ON Friday, Premier Christy Clark was asked whether she would bring in an HST or another form of value added tax. She initially denied it. But then she said:
“But the thing is though, we do know that the tax competitiveness panel came back with a recommendation for a value added tax, which is different. And so what I’ve said is look, we’ll be prepared to talk to the business community and British Columbians about different ways we can reach tax competitiveness, but it isn’t going to be an HST, we’ve been down that road, it ended badly, people didn’t like it. And when people talk so clearly to their governments, government should listen to them.” (video clip)
The NDP said that the only problem is that it’s not different. The HST was a valued added tax.

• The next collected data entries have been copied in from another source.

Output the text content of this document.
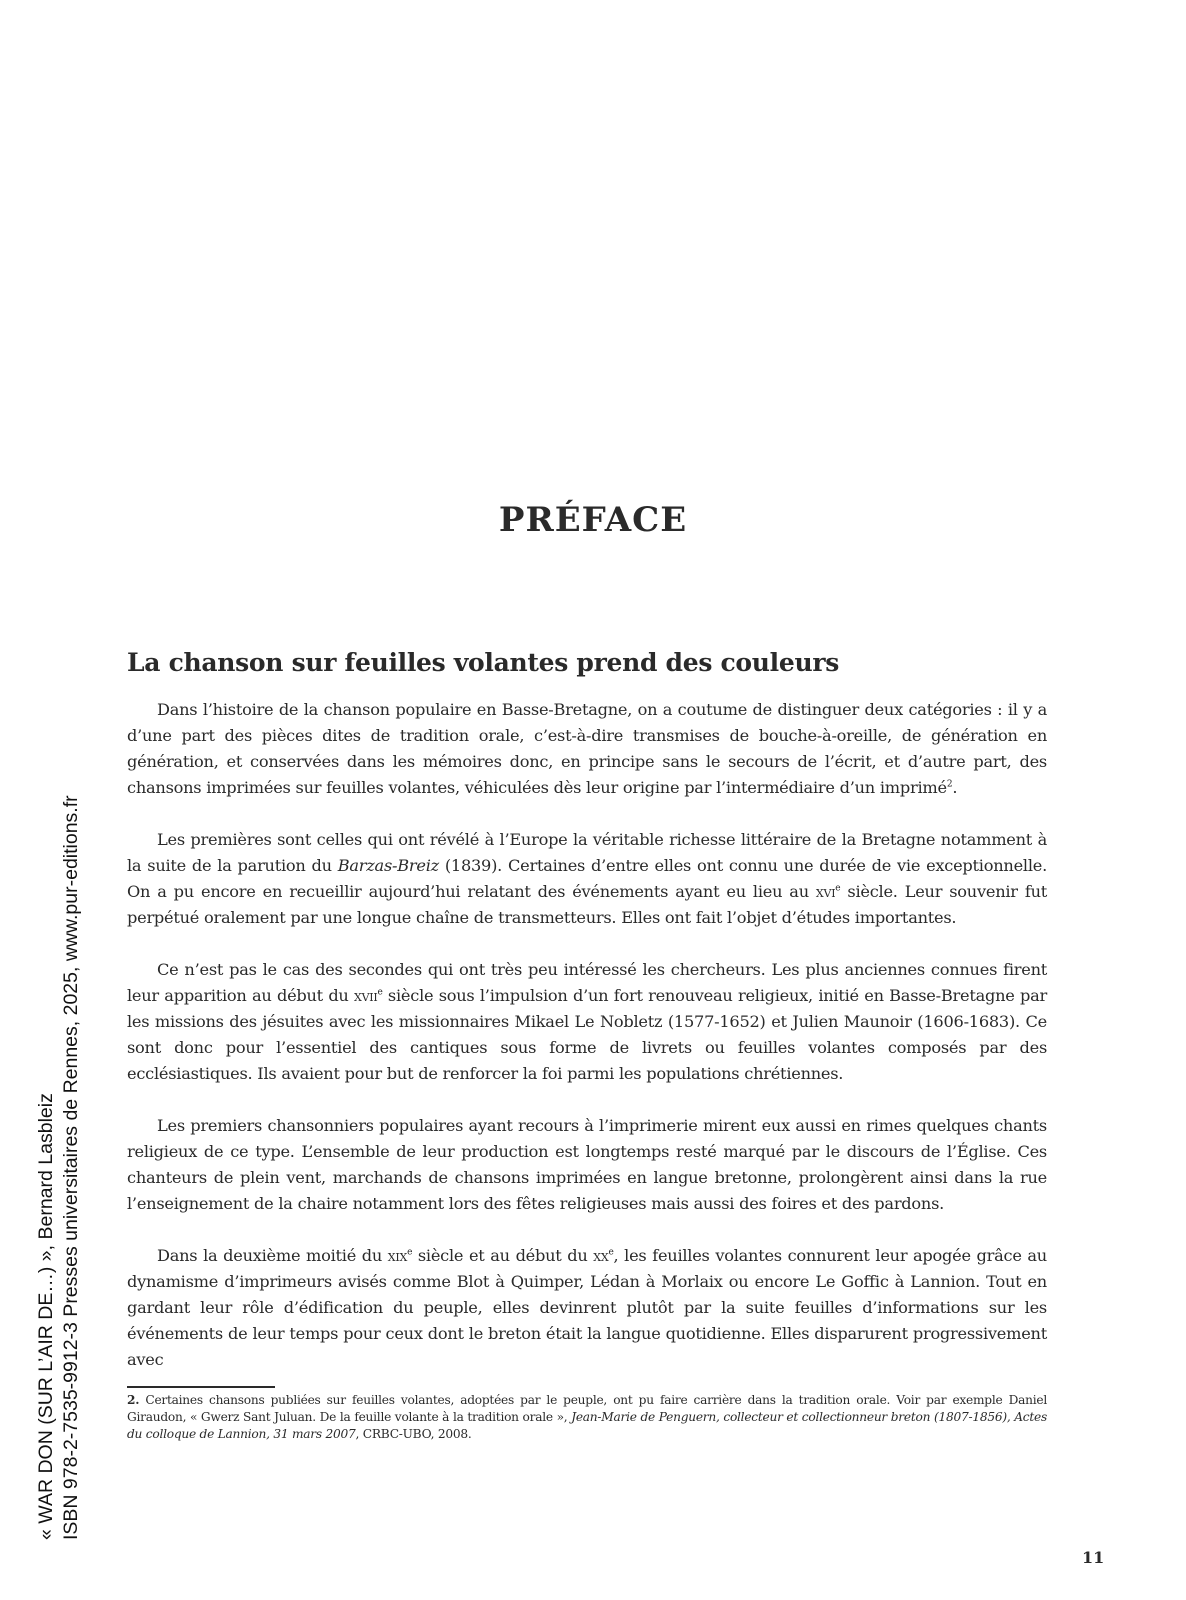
« WAR DON (SUR L’AIR DE…) », Bernard Lasbleiz ISBN 978-2-7535-9912-3 Presses universitaires de Rennes, 2025, www.pur-editions.fr
PRÉFACE
La chanson sur feuilles volantes prend des couleurs

Dans l’histoire de la chanson populaire en Basse-Bretagne, on a coutume de distinguer deux catégories : il y a d’une part des pièces dites de tradition orale, c’est-à-dire transmises de bouche-à-oreille, de génération en génération, et conservées dans les mémoires donc, en principe sans le secours de l’écrit, et d’autre part, des chansons imprimées sur feuilles volantes, véhiculées dès leur origine par l’intermédiaire d’un imprimé$^2$.

Les premières sont celles qui ont révélé à l’Europe la véritable richesse littéraire de la Bretagne notamment à la suite de la parution du Barzas-Breiz (1839). Certaines d’entre elles ont connu une durée de vie exceptionnelle. On a pu encore en recueillir aujourd’hui relatant des événements ayant eu lieu au xvi$^e$ siècle. Leur souvenir fut perpétué oralement par une longue chaîne de transmetteurs. Elles ont fait l’objet d’études importantes.

Ce n’est pas le cas des secondes qui ont très peu intéressé les chercheurs. Les plus anciennes connues firent leur apparition au début du xvii$^e$ siècle sous l’impulsion d’un fort renouveau religieux, initié en Basse-Bretagne par les missions des jésuites avec les missionnaires Mikael Le Nobletz (1577-1652) et Julien Maunoir (1606-1683). Ce sont donc pour l’essentiel des cantiques sous forme de livrets ou feuilles volantes composés par des ecclésiastiques. Ils avaient pour but de renforcer la foi parmi les populations chrétiennes.

Les premiers chansonniers populaires ayant recours à l’imprimerie mirent eux aussi en rimes quelques chants religieux de ce type. L’ensemble de leur production est longtemps resté marqué par le discours de l’Église. Ces chanteurs de plein vent, marchands de chansons imprimées en langue bretonne, prolongèrent ainsi dans la rue l’enseignement de la chaire notamment lors des fêtes religieuses mais aussi des foires et des pardons.

Dans la deuxième moitié du xix$^e$ siècle et au début du $xx^e$, les feuilles volantes connurent leur apogée grâce au dynamisme d’imprimeurs avisés comme Blot à Quimper, Lédan à Morlaix ou encore Le Goffic à Lannion. Tout en gardant leur rôle d’édification du peuple, elles devinrent plutôt par la suite feuilles d’informations sur les événements de leur temps pour ceux dont le breton était la langue quotidienne. Elles disparurent progressivement avec

2. Certaines chansons publiées sur feuilles volantes, adoptées par le peuple, ont pu faire carrière dans la tradition orale. Voir par exemple Daniel Giraudon, « Gwerz Sant Juluan. De la feuille volante à la tradition orale », Jean-Marie de Penguern, collecteur et collectionneur breton (1807-1856), Actes du colloque de Lannion, 31 mars 2007, CRBC-UBO, 2008.
11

A value added tax would shift billions from corporations onto people, hitting the middle class and lower income people particularly hard. A value added tax would apply to a range of goods and services that are currently exempt from the PST regardless of whether it’s harmonized with the federal HST, said the NDP.
A new value added tax would cost the typical family over $1,000 a year. (Based on a married couple with one or more kids)
The corporations consulted on the Tax Competitiveness report referred to by Clark have donated $1.6 million to the BC Liberals since the HST was rejected by British Columbians.
The NDP had three questions for Christy Clark:
Why isn’t this in your platform?
After years of hiking fees on people to pay for giveaways for millionaires, why do you think BC families should pay $1,000 more a year?
After you heard British Columbians “talk so clearly to their government,” about the costs associated with the HST, why are you planning to do the exact same thing by a different name?